Molecular analyses and phylogeny of the herpes simplex virus 2 US9 and glycoproteins gE/gI obtained from infected subjects during the Herpevac Trial for Women

Herpes simplex virus 2 (HSV-2) is a large double-stranded DNA virus that causes genital sores when spread by sexual contact and is a principal cause of viral encephalitis in newborns and infants. Viral glycoproteins enable virion entry into and spread between cells, making glycoproteins a prime target for vaccine development. A truncated glycoprotein D2 (gD2) vaccine candidate, recently tested in the phase 3 Herpevac Trial for Women, did not prevent HSV-2 infection in initially seronegative women. Some women who became infected experienced multiple recurrences during the trial. The HSV U(S)7, U(S)8, and U(S)9 genes encode glycoprotein I (gI), glycoprotein E (gE), and the US9 type II membrane protein, respectively.

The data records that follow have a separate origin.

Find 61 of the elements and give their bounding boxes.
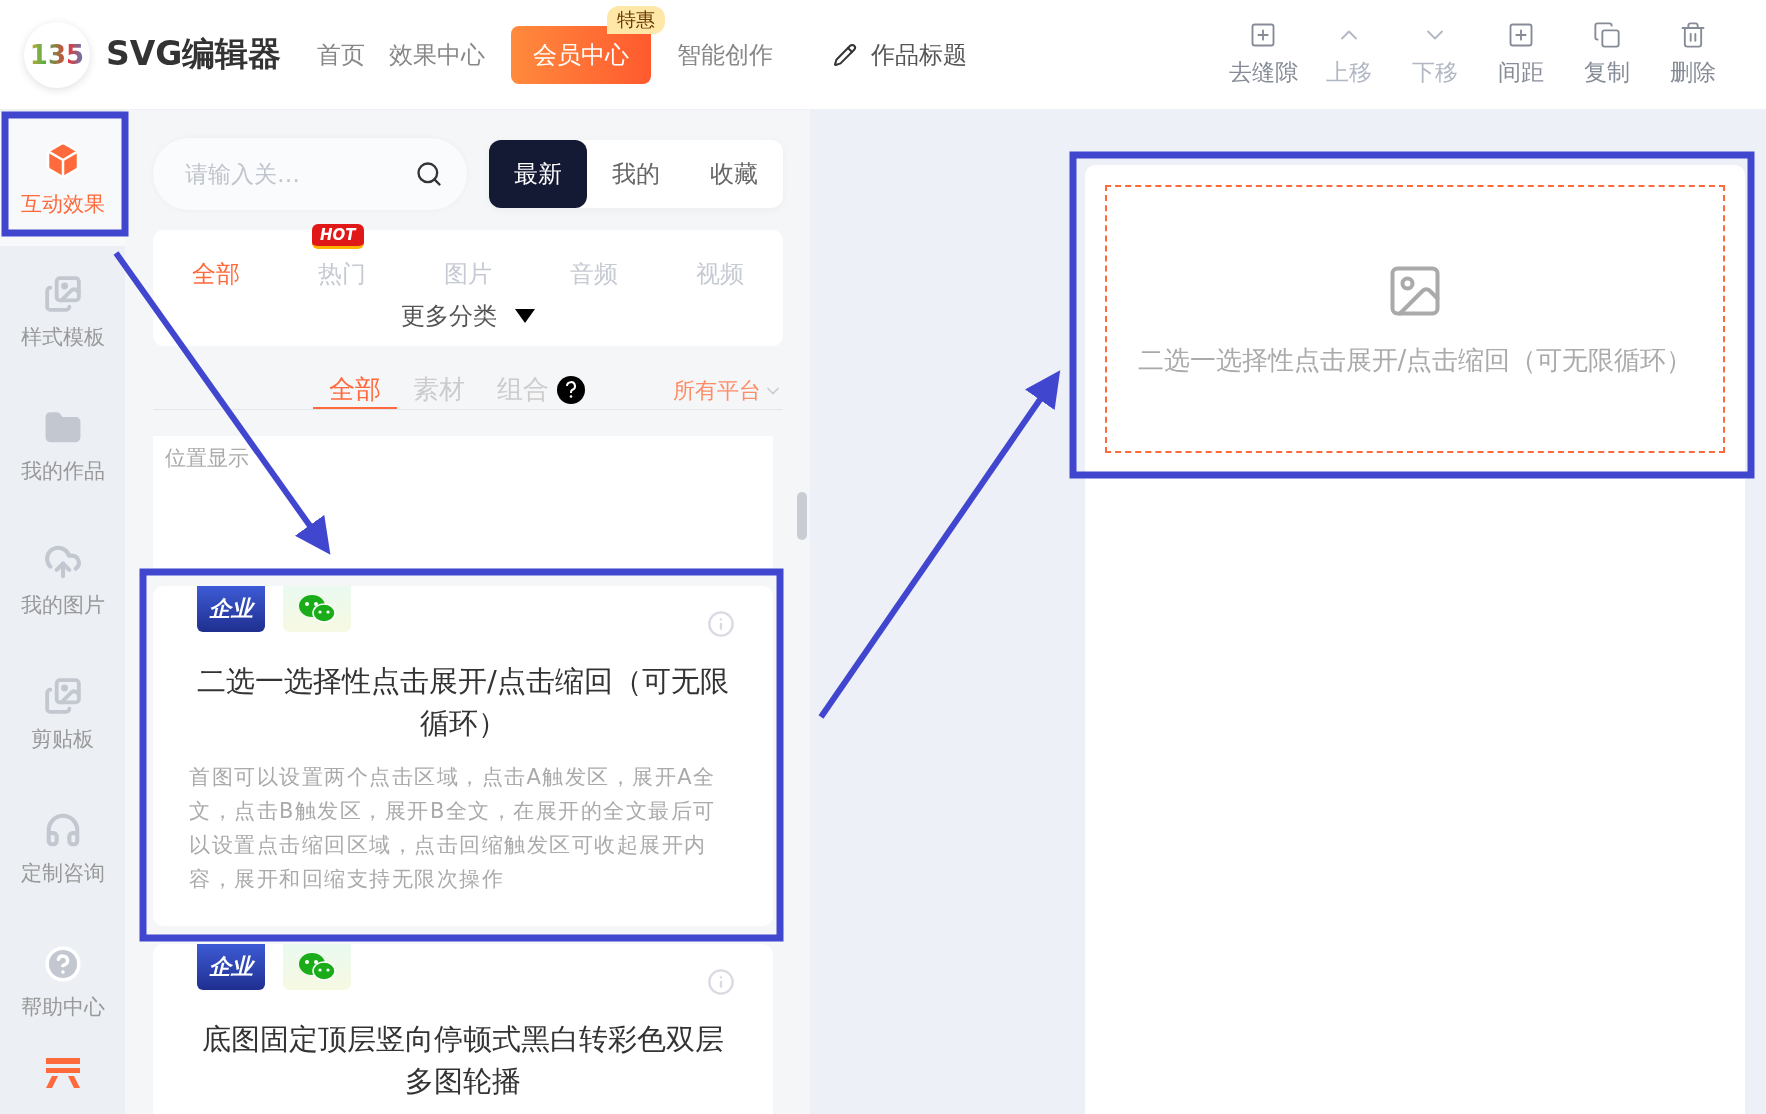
sidebar-item[interactable]: 我的图片 [0, 514, 125, 648]
card-title: 位置显示 [165, 446, 249, 470]
sidebar-item[interactable]: 我的作品 [0, 380, 125, 514]
toolbar-button[interactable]: 删除 [1650, 21, 1736, 88]
caret-icon [515, 309, 535, 323]
info-icon[interactable] [707, 968, 735, 996]
title-field[interactable]: 作品标题 [833, 38, 968, 71]
sort-tab[interactable]: 我的 [587, 140, 685, 208]
trash-icon [1679, 21, 1707, 49]
chat-bubbles-icon [297, 593, 337, 625]
help-icon [43, 945, 82, 983]
card-title: 二选一选择性点击展开/点击缩回（可无限循环） [196, 663, 730, 742]
toolbar-button[interactable]: 去缝隙 [1220, 21, 1306, 88]
sidebar-item[interactable]: 帮助中心 [0, 916, 125, 1050]
images-icon [43, 677, 82, 715]
nav-link[interactable]: 效果中心 [389, 38, 486, 71]
sidebar-item[interactable]: 剪贴板 [0, 648, 125, 782]
search-input[interactable]: 请输入关… [183, 160, 415, 188]
logo-text: SVG编辑器 [106, 33, 282, 75]
nav-link[interactable]: 首页 [317, 38, 366, 71]
search-icon[interactable] [415, 160, 443, 188]
plus-square-icon [1507, 21, 1535, 49]
category-tab[interactable]: 视频 [696, 258, 744, 290]
logo[interactable]: 135 [24, 21, 90, 88]
category-tab[interactable]: 图片 [444, 258, 492, 290]
images-icon [43, 275, 82, 313]
sort-tab[interactable]: 收藏 [685, 140, 783, 208]
platform-dropdown[interactable]: 所有平台 [673, 372, 783, 409]
chat-bubbles-icon [297, 951, 337, 983]
selected-element-frame[interactable]: 二选一选择性点击展开/点击缩回（可无限循环） [1105, 185, 1725, 453]
sub-tab[interactable]: 全部 [313, 372, 397, 409]
enterprise-tag: 企业 [197, 944, 265, 990]
help-icon[interactable] [557, 375, 585, 404]
title-value: 作品标题 [871, 39, 968, 71]
plus-square-icon [1249, 21, 1277, 49]
sort-tab[interactable]: 最新 [489, 140, 587, 208]
sidebar-item[interactable]: 定制咨询 [0, 782, 125, 916]
nav-link[interactable]: 智能创作 [677, 38, 774, 71]
toolbar-button[interactable]: 间距 [1478, 21, 1564, 88]
toolbar-button[interactable]: 复制 [1564, 21, 1650, 88]
enterprise-tag: 企业 [197, 586, 265, 632]
template-card[interactable]: 位置显示 [153, 436, 773, 568]
copy-icon [1593, 21, 1621, 49]
scrollbar-thumb[interactable] [797, 492, 807, 540]
cloud-upload-icon [43, 543, 82, 581]
hot-badge: HOT [312, 224, 364, 249]
banner-icon [43, 1056, 82, 1090]
card-title: 底图固定顶层竖向停顿式黑白转彩色双层多图轮播 [201, 1021, 725, 1100]
category-tab[interactable]: 音频 [570, 258, 618, 290]
card-description: 首图可以设置两个点击区域，点击A触发区，展开A全文，点击B触发区，展开B全文，在展开的全文最后可以设置点击缩回区域，点击回缩触发区可收起展开内容，展开和回缩支持无限次操作 [189, 764, 717, 893]
category-tab[interactable]: 热门 [318, 258, 366, 290]
template-card[interactable]: 企业 二选一选择性点击展开/点击缩回（可无限循环） 首图可以设置两个点击区域，点击A触发区，展开A全文，点击B触发区，展开B全文，在展开的全文最后可以设置点击缩回区域，点击回缩触发区可收起展开内容，展开和回缩支持无限次操作 [153, 586, 773, 926]
element-placeholder-text: 二选一选择性点击展开/点击缩回（可无限循环） [1137, 343, 1693, 377]
search-field[interactable]: 请输入关… [153, 138, 467, 210]
sidebar-item[interactable]: 样式模板 [0, 246, 125, 380]
info-icon[interactable] [707, 610, 735, 638]
template-card[interactable]: 企业 底图固定顶层竖向停顿式黑白转彩色双层多图轮播 [153, 944, 773, 1114]
category-tab[interactable]: 全部 [192, 258, 240, 290]
pencil-icon [833, 42, 858, 67]
promo-badge: 特惠 [607, 5, 666, 34]
more-categories-button[interactable]: 更多分类 [401, 300, 535, 332]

These proteins participate in viral spread across cell junctions and facilitate anterograde transport of virion components in neurons, prompting us to investigate whether sequence variants in these genes could be associated with frequent recurrence. The nucleotide sequences and dN/dS ratios of the U(S)7-U(S)9 region from viral isolates of individuals who experienced multiple recurrences were compared with those who had had a single episode of disease. No consistent polymorphism(s) distinguished the recurrent isolates. In frequently recurring isolates, the dN/dS ratio of U(S)7 was low while greater variation (higher dN/dS ratio) occurred in U(S)8, suggesting conserved function of the former during reactivation. Phylogenetic reconstruction of the U(S)7-U(S)9 region revealed eight strongly supported clusters within the 55 U.S. HSV-2 strains sampled, which were preserved in a second global phylogeny. Thus, although we have demonstrated evolutionary diversity in the U(S)7-U(S)9 complex, we found no molecular evidence of sequence variation in U(S)7-U(S)9 that distinguishes isolates from subjects with frequently recurrent episodes of disease.